Il s’agit d’appliquer les sept chapitres de la Charte de l’ONU, en particulier l’article 41 sur la protection des civils. Nous avons également l’intention de demander la création d’une zone d’exclusion aérienne pour protéger les manifestants et les civils désarmés. Ce point est important, du moment que les autorités syriennes ont commencé à utiliser des avions et des hélicoptères dans diverses régions du pays.

swissinfo.ch: La communauté syrienne en Suisse a demandé aux autorités suisses d’agir. Cette demande a-t-elle été entendue? Avez-vous l’intention de demander à Berne de reconnaître le CNS?

N. D.: Le gouvernement suisse a en effet adopté une série de mesures et il est en train d’évaluer la possibilité de les durcir.

La Suisse a également annoncé un durcissement des sanctions économiques, ce qui constitue une étape importante.

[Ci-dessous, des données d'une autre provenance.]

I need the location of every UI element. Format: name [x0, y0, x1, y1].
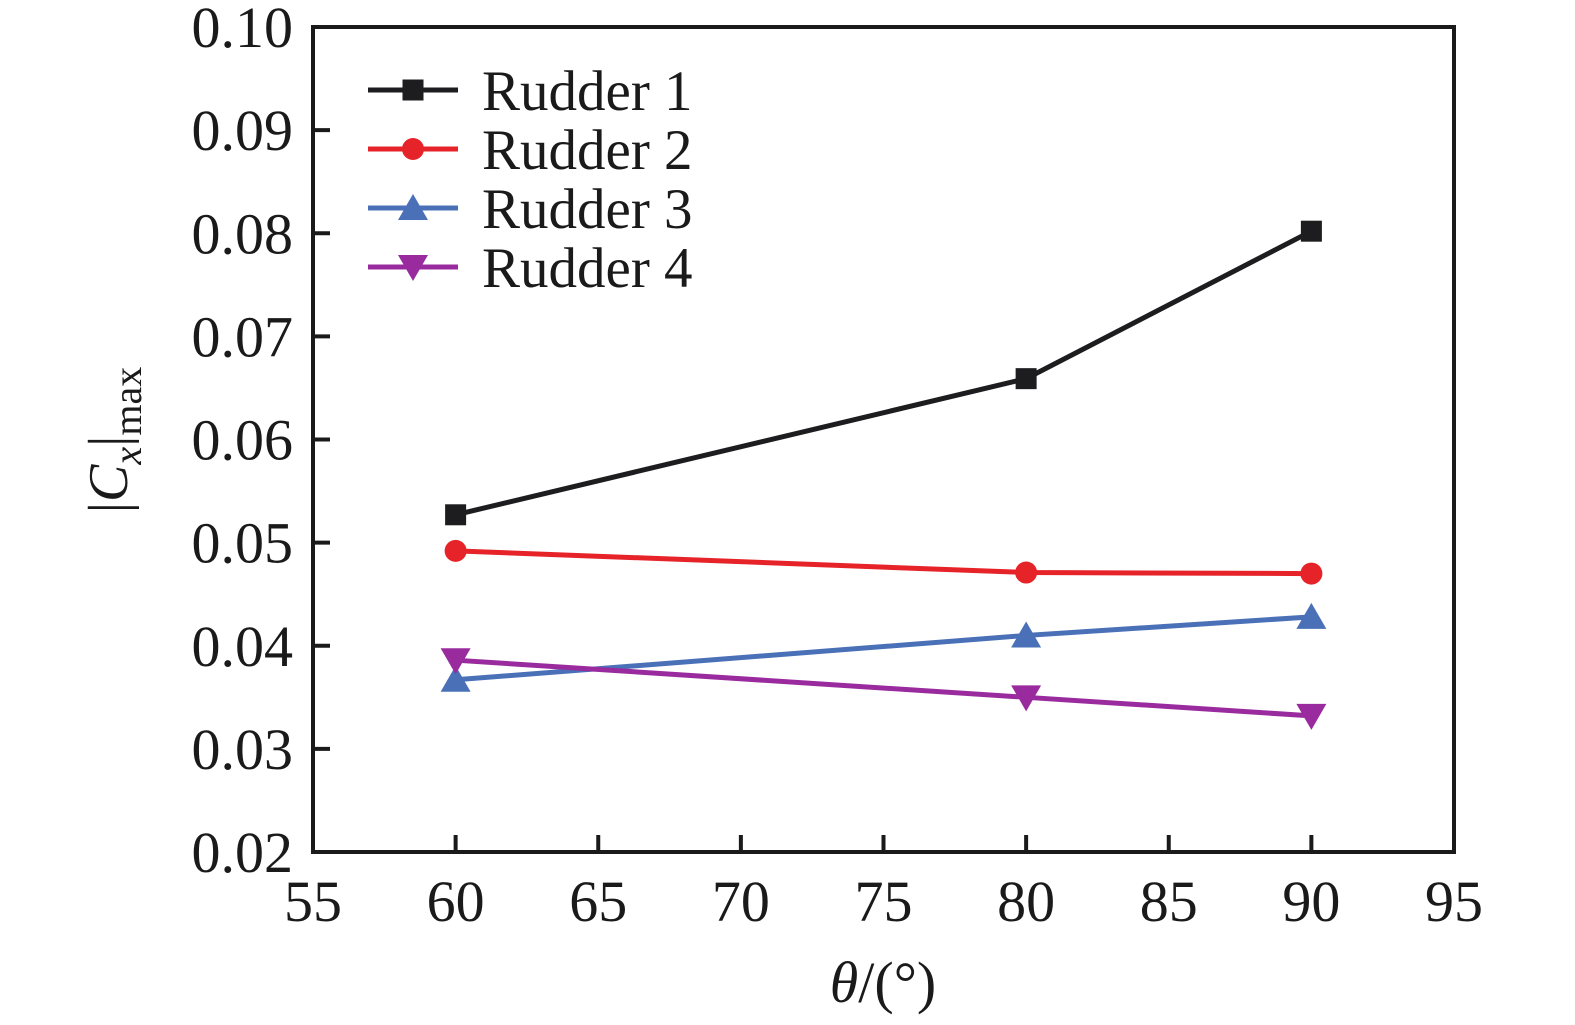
legend-label-rudder-3: Rudder 3	[482, 178, 693, 241]
y-tick-label: 0.10	[192, 0, 294, 60]
series-line-rudder-4	[455, 657, 1312, 719]
series-line-rudder-2	[455, 548, 1312, 577]
y-tick-label: 0.04	[192, 614, 294, 679]
x-tick-label: 70	[712, 869, 770, 934]
y-tick-label: 0.06	[192, 408, 294, 473]
legend-item-rudder-2: Rudder 2	[368, 119, 693, 182]
y-axis-title: |Cx|max	[78, 367, 150, 513]
legend-item-rudder-1: Rudder 1	[368, 60, 693, 123]
y-tick-label: 0.07	[192, 304, 294, 369]
marker-rudder-2	[444, 539, 467, 562]
marker-rudder-2	[1300, 562, 1323, 585]
x-tick-label: 75	[855, 869, 913, 934]
y-tick-label: 0.09	[192, 98, 294, 163]
legend-marker-rudder-1	[402, 79, 424, 101]
marker-rudder-3	[440, 665, 471, 692]
legend-label-rudder-4: Rudder 4	[482, 237, 693, 300]
marker-rudder-3	[1296, 602, 1327, 629]
x-tick-label: 55	[284, 869, 342, 934]
x-tick-label: 80	[997, 869, 1055, 934]
x-tick-label: 60	[427, 869, 485, 934]
x-tick-label: 95	[1425, 869, 1483, 934]
legend-marker-rudder-3	[398, 194, 428, 220]
legend-label-rudder-1: Rudder 1	[482, 60, 693, 123]
legend-item-rudder-3: Rudder 3	[368, 178, 693, 241]
y-tick-label: 0.02	[192, 820, 294, 885]
marker-rudder-2	[1015, 561, 1038, 584]
legend-item-rudder-4: Rudder 4	[368, 237, 693, 300]
marker-rudder-4	[440, 648, 471, 675]
marker-rudder-3	[1011, 621, 1042, 648]
marker-rudder-4	[1011, 685, 1042, 712]
y-tick-label: 0.08	[192, 201, 294, 266]
x-tick-label: 85	[1140, 869, 1198, 934]
marker-rudder-4	[1296, 703, 1327, 730]
marker-rudder-1	[445, 504, 467, 526]
x-tick-label: 90	[1282, 869, 1340, 934]
y-tick-label: 0.03	[192, 717, 294, 782]
marker-rudder-1	[1015, 368, 1037, 390]
legend-marker-rudder-2	[402, 138, 424, 160]
y-tick-label: 0.05	[192, 511, 294, 576]
x-tick-label: 65	[569, 869, 627, 934]
marker-rudder-1	[1300, 220, 1322, 242]
x-axis-title: θ/(°)	[830, 950, 936, 1015]
legend-marker-rudder-4	[398, 255, 428, 281]
legend-label-rudder-2: Rudder 2	[482, 119, 693, 182]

Les autres mesures concernent les relations diplomatiques [Berne a rappelé en août son ambassadeur à Damas].

Maintenant que nous avons créé le CNS, nous attendons de la Confédération qu’elle le reconnaisse comme la voix politique de la révolution qui, à l’avenir, s’engagera pour priver le régime syrien de sa légitimité.

Nidal Darwish est l’unique représentant de la communauté syrienne en Suisse à avoir participé à la rencontre d’Istanbul qui a marqué la création du Conseil national syrien.

Il est membre du Bureau politique de la Commission générale de la révolution syrienne (CGRS), une coalition qui réunit plus de 40 groupes révolutionnaire actifs à l’intérieur de la Syrie.

Il y a un mois, Nidal Darwish a été chargé par la CGRS de conduire les discussions qui ont mené à l’unification des différents mouvements d’opposition, après l’échec des précédentes conférences.

Interrogé par swissinfo.ch quant à son intention de reconnaître le nouveau Conseil national syrien, le Département fédéral des affaires étrangères a communiqué que la Suisse reconnaît les Etats, pas les gouvernements.

«La Suisse a condamné à plusieurs reprises les violations systématique des droits humains perpétrées par les forces de sécurité syriennes contre la population civile», a affirmé une porte-parole du département.

«La Suisse salue tout initiative visant à la défense des droits fondamentaux de la population syrienne», a-t-elle encore ajouté.

Le Haut-Commissaire des Nations Unies pour les droits de l’homme a annoncé jeudi que plus de 2900 personnes avaient été tuées depuis de début de la répression contre les opposants au régime de Bashar Al-Assad, le 15 mars.

Ce nombre risque de toute façon d’augmenter, vu que le nombre des personnes portées disparues «est encore plus élevé», a encore précisé l’agence onusienne.